On March 21, 2013 the Supreme Court of Illinois filed its decision in the case of DeHart v. DeHart, No. 114137. While this case involved numerous will contest issues, two issues were addressed that will have a profound effect on estate planning and estate litigation: the Court’s recognition of equitable adoption and the establishment of a standard for a limited waiver of the attorney-client privilege after a testator’s death by a person claiming to be equitably adopted.
Concept of Equitable Adoption
Equitable adoption where it has been previously recognized is not a legal adoption, but rather an equitable remedy in which a court will find a child who was the subject of an unfulfilled contract to adopt to be considered as if the child was actually adopted so the child can be considered an heir of the putative adoptive parent.

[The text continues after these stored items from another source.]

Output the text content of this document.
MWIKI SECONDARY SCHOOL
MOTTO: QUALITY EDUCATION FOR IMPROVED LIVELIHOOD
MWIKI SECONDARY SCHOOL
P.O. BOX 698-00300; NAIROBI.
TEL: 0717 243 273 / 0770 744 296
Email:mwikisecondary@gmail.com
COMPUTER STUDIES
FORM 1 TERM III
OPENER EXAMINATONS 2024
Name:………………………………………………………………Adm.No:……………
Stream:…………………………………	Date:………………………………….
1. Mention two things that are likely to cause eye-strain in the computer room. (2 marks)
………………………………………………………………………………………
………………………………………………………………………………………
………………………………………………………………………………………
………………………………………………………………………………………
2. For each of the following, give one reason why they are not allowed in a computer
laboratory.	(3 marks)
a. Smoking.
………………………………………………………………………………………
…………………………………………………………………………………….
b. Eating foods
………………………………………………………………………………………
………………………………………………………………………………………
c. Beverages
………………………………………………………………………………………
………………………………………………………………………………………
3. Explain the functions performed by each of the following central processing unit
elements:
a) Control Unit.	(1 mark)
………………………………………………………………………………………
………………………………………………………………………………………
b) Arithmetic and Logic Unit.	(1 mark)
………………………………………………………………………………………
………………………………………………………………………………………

Tracy Bateman Farrell, Modern Status of Law as to Equitable Adoption or Adoption by Estoppel, 122 A.L.R. 5th 205, § 2(a). The court’s recognition does not confer the legal status of adopted child, but rather is merely an equitable remedy. Id. In most states that have recognized equitable adoption “the most important prerequisite to application of the doctrine in most states is proof that a contract of adoption was entered into between the foster parent and the child’s natural parent or some individual or institution standing in loco parentis.” Id.
Facts Pertaining To Equitable Adoption in DeHart1
James DeHart was born out of wedlock as James Thomas Staley, Jr. to Virginia Boswell and James Staley, Sr. in the 1940s. James Staley, Sr. abandoned James when he was an infant and Virginia married Donald DeHart when James was two. Donald and Virginia raised James together and held him out as their son during their lives. Donald also provided James with a birth certificate indicating that Donald was James’ father. In 2000 James applied for a passport and needed a certified copy of his birth certificate. When he obtained a copy, the birth certificate identified James Staley, Sr. as James’ natural father. James confronted Donald about the birth certificate, to which Donald replied that he believed he had adopted James and hired a lawyer to do so.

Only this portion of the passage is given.